About index jobs
Index
An index job rebuilds the full text index in the event that it becomes corrupted, or a configuration change requires that the full text index be rebuilt.
Index jobs are executed from Enterprise Manager. No indexing data is unavailable while indexing is in process.
An index job supports three functions:
- Class indexing
- Class Indexing refers to a class that has properties or content that’s enabled or disabled for indexing. Objects with newly enabled properties/classes are added to the index, and objects with newly disabled properties/classes are removed from the index. This type of indexing is implemented by specifying a class of objects to be indexed. The class could be a Document, Folder, or a subclass of any base class that can be indexed.
Indexing a class must be done after the CBR enabled status of a class or property is changed. If a class has CBR enabled turned on and the class is indexed, all instances of that class are full text indexed. Likewise, if the properties to be indexed on a class are changed, and the class is indexed, the index information is updated to include any newly enabled properties and remove any newly disabled properties from the index. Finally, if a class that was formerly CBR enabled is now disabled and an index of that class is done, instances of that class are removed from the indexing information.
NOTE Do not change the CBR enabled status of a class or property while an index job is running on that class. Doing so will cause unpredictable results. Abort any index job running on a class before changing the configuration, and then resubmit the index job on that class.
If the class selected to index is a base class such as Document, Annotation, Folder, or Custom Object; then new Verity collections are created to hold the new indexing information. When the index operation completes, the old collections that previously held the indexing information are deleted. Thus, indexing a base class is somewhat faster than indexing a subclass of the base class, because the deletes of the indexing information are not done on an individual object basis, but instead are done with the delete of the entire Verity collection(s) at the end of the index job.
- Collection indexing
- Collection indexing is performed when you want to re-index everything that is in a collection, such as when a collection becomes corrupted or is lost due to a disk drive failure.
Collection indexing is accomplished via creation of new full text index data, and then deletion of current indexing data. This type of indexing is implemented by specifying one or more Autonomy Collections to be indexed. A single Autonomy Collection may be re-indexed if just one becomes corrupted, or all Verity Collections for an Index Area may be re-indexed if the entire directory holding collections for the Index Area is lost.

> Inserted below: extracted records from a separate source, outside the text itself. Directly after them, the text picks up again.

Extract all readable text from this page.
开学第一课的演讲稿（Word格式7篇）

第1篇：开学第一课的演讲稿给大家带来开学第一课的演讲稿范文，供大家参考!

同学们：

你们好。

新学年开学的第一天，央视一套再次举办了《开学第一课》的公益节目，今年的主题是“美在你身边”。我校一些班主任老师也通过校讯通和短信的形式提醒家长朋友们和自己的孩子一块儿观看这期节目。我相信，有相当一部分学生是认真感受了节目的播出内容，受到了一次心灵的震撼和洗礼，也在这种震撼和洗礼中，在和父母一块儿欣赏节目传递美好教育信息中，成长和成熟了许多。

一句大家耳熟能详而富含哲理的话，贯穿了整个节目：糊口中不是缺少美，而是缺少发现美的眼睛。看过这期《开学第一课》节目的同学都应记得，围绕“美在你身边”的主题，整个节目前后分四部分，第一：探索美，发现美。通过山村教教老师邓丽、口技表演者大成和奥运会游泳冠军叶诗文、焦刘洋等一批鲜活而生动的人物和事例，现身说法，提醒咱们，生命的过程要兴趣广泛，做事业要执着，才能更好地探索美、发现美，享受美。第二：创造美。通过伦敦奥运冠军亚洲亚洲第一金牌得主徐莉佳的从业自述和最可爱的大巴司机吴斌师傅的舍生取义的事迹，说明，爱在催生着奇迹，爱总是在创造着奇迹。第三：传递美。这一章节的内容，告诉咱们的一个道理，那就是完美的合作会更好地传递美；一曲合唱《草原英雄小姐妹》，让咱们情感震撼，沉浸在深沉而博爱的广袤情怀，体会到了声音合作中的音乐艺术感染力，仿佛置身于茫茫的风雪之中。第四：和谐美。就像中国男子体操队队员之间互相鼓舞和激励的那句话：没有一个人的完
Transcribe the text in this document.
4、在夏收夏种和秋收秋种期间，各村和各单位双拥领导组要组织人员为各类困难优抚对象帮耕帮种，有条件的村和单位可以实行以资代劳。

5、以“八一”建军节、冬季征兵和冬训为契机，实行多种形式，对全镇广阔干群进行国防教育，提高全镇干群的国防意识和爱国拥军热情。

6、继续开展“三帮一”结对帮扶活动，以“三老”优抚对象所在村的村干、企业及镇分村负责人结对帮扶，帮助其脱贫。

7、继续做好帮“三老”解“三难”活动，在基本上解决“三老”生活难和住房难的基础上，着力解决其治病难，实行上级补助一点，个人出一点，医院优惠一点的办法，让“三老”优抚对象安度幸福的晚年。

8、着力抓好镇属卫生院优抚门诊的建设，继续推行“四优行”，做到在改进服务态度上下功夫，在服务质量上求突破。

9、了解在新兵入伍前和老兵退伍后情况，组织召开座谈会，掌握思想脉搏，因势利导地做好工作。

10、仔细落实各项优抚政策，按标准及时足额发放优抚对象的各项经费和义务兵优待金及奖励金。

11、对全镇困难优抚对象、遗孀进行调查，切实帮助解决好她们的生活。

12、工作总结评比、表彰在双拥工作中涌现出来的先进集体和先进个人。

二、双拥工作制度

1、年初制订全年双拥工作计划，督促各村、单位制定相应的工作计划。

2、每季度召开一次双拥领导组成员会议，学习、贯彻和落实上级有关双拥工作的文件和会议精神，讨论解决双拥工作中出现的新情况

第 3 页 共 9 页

NOTE Do not use Collection Indexing if you change the CBR Enabled flag on a class or property. Even if all collections of an object store are selected, only the data in the collection is submitted for indexing. Any classes newly enabled for indexing are not re-indexed because instances of these classes are not in the existing collections.
- Single item indexing
-
Individual object indexing is performed when you want to rebuild the indexing information for a particular object that is a Document, Folder, Annotation, or Custom Object due to a single failure on the original index attempt, or a need to change some aspect of the configuration (such as a Autonomy style file) and then re-index.
- Performing this operation on an object whose class is CBR enabled will re-attempt to index the object.
- Performing this operation on an object whose class is not CBR enabled will attempt to delete this object from any existing indexes.
Most index jobs require sweeping the object store database for collections or classes to be indexed. This sweep requires a table scan on the database, so it may take considerable time on a large table (even if the amount of data to be indexed is small). Each index job performs a table scan on the database once for each table that needs to be inspected for all classes to be indexed in that table, and once for all collections that need to be indexed in a table. Therefore, it is recommended that you put all classes or collections to be indexed for the same table into a single index job to minimize the number of table scans that are performed.